Consequently, the State of Connecticut or any state can not use the “best interest of the child” standard to substitute its judgment for a fit parent and parroting that term is “legally insufficient” to use in the court to force parents to follow some arbitrary standard, case plan or horse and pony show. The State cannot usurp a fit parent’s decision making related to parental spending for their children, i.e. child support without either a demonstration the parent is unfit or there is proven harm to the child. In other words, the state and Child Protective Services can not impose a standard of living dealing with the rearing of children. When they violate this fundamental right, they would be intruding on the family’s life and liberty interest. The 1st Amendment bars such action because the rearing of children and the best interest of children is often based on ones religious beliefs, i.e. the separation of church and state.
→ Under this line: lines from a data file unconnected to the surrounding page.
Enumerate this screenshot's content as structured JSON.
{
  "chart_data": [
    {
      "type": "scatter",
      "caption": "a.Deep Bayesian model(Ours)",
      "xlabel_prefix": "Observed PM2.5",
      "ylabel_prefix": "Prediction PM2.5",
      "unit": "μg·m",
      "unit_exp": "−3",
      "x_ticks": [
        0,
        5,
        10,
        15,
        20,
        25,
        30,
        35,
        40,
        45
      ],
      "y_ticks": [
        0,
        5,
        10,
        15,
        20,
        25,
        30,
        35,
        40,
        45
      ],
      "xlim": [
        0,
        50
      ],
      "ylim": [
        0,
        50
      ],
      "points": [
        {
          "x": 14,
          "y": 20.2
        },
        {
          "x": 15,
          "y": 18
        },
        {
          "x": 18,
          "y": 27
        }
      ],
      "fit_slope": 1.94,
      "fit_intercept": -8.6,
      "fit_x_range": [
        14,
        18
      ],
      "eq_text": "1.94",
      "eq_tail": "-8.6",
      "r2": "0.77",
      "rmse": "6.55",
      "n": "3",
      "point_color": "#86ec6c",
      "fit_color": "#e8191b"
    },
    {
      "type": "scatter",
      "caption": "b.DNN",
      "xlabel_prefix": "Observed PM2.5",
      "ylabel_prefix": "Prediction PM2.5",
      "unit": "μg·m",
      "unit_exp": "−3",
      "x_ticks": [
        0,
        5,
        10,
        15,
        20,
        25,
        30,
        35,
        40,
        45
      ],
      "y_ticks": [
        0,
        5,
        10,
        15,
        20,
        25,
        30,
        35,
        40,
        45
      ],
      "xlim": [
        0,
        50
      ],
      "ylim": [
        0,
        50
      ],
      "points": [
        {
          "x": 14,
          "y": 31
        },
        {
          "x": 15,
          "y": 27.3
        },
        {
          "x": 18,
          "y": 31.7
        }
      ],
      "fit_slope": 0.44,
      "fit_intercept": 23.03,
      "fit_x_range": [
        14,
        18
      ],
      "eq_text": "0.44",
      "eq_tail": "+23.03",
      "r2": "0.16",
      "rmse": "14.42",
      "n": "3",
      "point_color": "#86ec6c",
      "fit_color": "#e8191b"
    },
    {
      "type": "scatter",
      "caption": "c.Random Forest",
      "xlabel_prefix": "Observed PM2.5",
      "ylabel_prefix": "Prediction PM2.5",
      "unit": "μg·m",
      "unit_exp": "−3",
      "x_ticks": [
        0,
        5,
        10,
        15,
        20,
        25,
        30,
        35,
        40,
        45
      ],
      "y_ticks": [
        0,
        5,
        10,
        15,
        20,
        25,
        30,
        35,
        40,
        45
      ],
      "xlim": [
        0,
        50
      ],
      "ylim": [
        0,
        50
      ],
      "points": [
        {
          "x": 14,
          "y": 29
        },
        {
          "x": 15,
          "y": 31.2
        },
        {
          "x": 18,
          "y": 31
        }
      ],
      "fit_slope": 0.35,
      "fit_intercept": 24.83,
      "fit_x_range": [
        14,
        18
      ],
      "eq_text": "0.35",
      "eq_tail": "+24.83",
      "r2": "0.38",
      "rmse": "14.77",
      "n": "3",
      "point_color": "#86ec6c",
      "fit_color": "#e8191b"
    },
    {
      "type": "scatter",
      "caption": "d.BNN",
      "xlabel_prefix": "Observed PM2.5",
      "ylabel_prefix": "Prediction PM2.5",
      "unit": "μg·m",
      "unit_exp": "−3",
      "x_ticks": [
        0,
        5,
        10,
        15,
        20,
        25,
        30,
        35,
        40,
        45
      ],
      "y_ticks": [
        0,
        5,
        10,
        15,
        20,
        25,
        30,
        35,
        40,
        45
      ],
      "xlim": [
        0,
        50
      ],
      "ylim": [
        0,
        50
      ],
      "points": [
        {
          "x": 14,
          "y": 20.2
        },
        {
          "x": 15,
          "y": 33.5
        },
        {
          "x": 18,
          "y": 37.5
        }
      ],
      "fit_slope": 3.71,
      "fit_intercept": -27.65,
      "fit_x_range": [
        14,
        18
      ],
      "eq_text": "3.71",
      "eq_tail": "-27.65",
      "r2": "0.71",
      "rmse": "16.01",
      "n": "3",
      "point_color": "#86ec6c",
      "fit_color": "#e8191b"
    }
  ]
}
By the state imposing any standard of living or the rearing of children, they are putting forth a religious standard by their actions i.e. how you act, what to feed the child, how to dress the child, whether or not to home school and so on. The courts and the state lack jurisdiction on what goes on in the house even though they disagree with the choices made by parents, the Plaintiffs term this “parental immunity.” It’s none of the state’s business on how you are to raise your children. In other words, they can not falsely accuse parents of abuse or neglect just because they disagree with the method of child rearing or the standard in which they live.
State Law provisions mandate that the State invade the family, through the judiciary, to examine, evaluate, determine and conclude the terms and nature of the interpersonal relationship, spousal roles, spousal conduct, parental decision making, parenting conduct, parental spending, economic standard of living, occupations, education, savings, assets, charitable contributions and most importantly the intimate emotional, psychological and physical details of the parties and family during their marriage granting the judiciary a broad range of discretion to apply a property stripping statute with a standard of equity. This would be an abuse of the judicial power and the judicial system to intrude into U.S. citizen’s lives and violate their privacy rights. It is not the state’s right or jurisdiction to examine the day to day decisions and choices of citizens and then sit there in judgment and then force parents to follow conflicting standards with threat of harm for noncompliance i.e. abduction of children.
The United States Constitution’s Fourteenth Amendment contains a recognized Right to Privacy. This fundamental Right to Privacy encompasses the Privacy Protected Zone of Parenting. The Plaintiff asserts that DCF policy and Connecticut General Statutes impermissibly infringe the Federal Right to Privacy to the extent they mandate the parent to support his or her children beyond a standard to prevent harm to them. They substitute the State s judgment for the parent’s judgment as to the best interest of his or her children. The challenged statutes do not mandate a review to determine if demonstrable harm exists to the children in determining the amount of support that the parent must provide.
The State is not permitted and lacks jurisdiction to determine care and maintenance, i.e. spending, i.e. child discipline, decisions of a fit parent based on his or her income in an intact marriage other than to prevent harm to a child. There is no basis for the State to have a statute that mandates a fit divorced parent should support their child to a different standard, i.e. the standard of the best interests of a child. Furthermore, the State must not so mandate absent a demonstration that the choice of support provided by the parent has resulted in harm to his or her children.